Luanda - A Feira Internacional de Luanda (Filda) teve sempre a particularidade de se revelar não apenas como uma montra mas, essencialmente, como o reflexo da economia angolana. Ano após ano, a feira se tem posicionado como uma espécie de barómetro económico de angola: quando a palavra de ordem foi a aposta na produção nacional, lá estavam os reflexos na feira; quando a aposta foi a captação do investimento estrangeiro, lá estavam os sinais devidamente reflectidos no certame.

Fonte: Club-k.net

Depois de um interregno de um ano, a Filda voltou, finalmente, ao contactado com a comunidade empresarial. Durante quatro dias, entre 26 e 30 de Julho, cerca de 200 empresas, segundo os números da organização, reuniram-se num certame que, não há muito tempo, era conhecido como a maior bolsa de negócios de Angola.

O que aí se viu, porém, foi apenas uma minúscula parte do passado da feira. A começar pelo local. Desta vez, a bolsa foi transferida do seu habitat natural, o recinto Filda no Cazenga, para a marginal de Luanda, de menor dimensão e sem as necessárias condições, apesar do evidente esforço cosmético dos expositores. Depois pela composição do catálogo de participantes. Aquilo a que aos visitantes foi dado a ver representou um retrocesso num evento que, certamente, já teve dias melhores.

Noves fora os aspectos meramente organizativos, o conjunto de empresas que aí se exibiram demonstrou uma faceta decadente da economia angolana. Desde o número de expositores manifestamente inferior, apenas 200 empresas quando a edição anterior teve perto de 900, à origem de quem tenha ousado participar, a feira proporcionou-nos uma visão algo preocupante do estado da economia.

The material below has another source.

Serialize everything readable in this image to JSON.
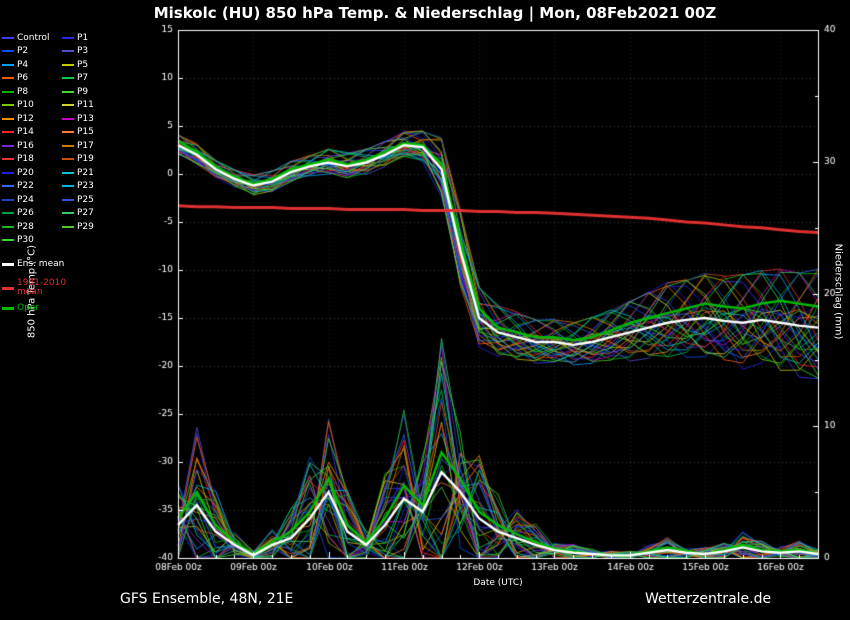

Quem visitou o evento não se vai esquecer, por exemplo, do gigantesco camião/stand da cervejeira Cuca, onde, ao mesmo tempo que se tocava, a alto e bom som, uma rapsódia de kuduro, vendiam-se litros e hectolitros de cerveja mesmo ao lado de empresas de referência no País, conferindo ao evento um ambiente excessivamente festivo, inapropriado, até, para a prática de negócios que, afinal, constitui o core da organização da feira internacional de Luanda.

Dir-se-ia que o retrocesso foi tal que, do estatuto de feira comercial, houve um regresso ao tempo das feiras populares, aquelas em que as exibições de empresários sequiosos por trocas comerciais eram interrompidas, com regularidade, pela percussão estonteante e estridente da música popular e da zunga de visitantes mais interessados em angariar brindes que propriamente fazer negócios.

Daquela feira, de reputação internacional, e que já levou, como quem leva água ao seu moinho, dignatários estrangeiros em dignificantes visitas, não se viu absolutamente nada, além de duas centenas de expositores apertados no calçadão da marginal, sem poderem fazer negócios como tal.

Perante tão paupérrimo evento, a imagem da economia angolana não poderia ter ficado pior na fotografia. Sem grandes inovações, do ponto de vista de negócios para mostrar, o que ficou patente foi o momento actual de retrocesso, de retracção no investimento estrangeiro, por demais evidente na referência, feita pela própria organização, de que 70 por cento dos participantes eram empresas nacionais.

No passado, acontecia justamente o inverso: quando foi hora de se apelar ao investimento estrangeiro, lá estavam as chancelarias internacionais, as multinacionais e toda a sorte de actores das relações internacionais amplamente desejosos de fazer negócio em Angola, participando da feira em número bem maior que as empresas nacionais.

Agora, vimos uma Filda reduzida aos negócios de sempre: à banca, às telecomunicações e, nalguns casos bem reduzidos, ao sector petrolífero, além de representações institucionais e de umas quantas arraias miúdas que conseguem sobreviver neste agreste panorama económico. Da política de diversificação da economia, da política de atracção de investimento estrangeiro, nada, mas nada mesmo, ficou patente.

Houve ainda pelo meio, claro, a deprimente cerimónia de premiação, em que foram destaque empresas como o Banco de Poupança e Crédito (BPC), ou como a Sonangol que, mesmo tecnicamente falidas, receberam os anteriormente mui cobiçados leões de ouro, assim como foi imerecidamente galardoada a Empresa Pública de Águas de Luanda.

Viu-se, de resto, um quadro dantesco, perante o qual o mais razoável era, justamente, não organizar um evento como aquele, aguardando-se, então, pelo momento certo para que a Filda decorresse com a pujança, o prestígio e a credibilidade que já granjeou fora e dentro de Angola.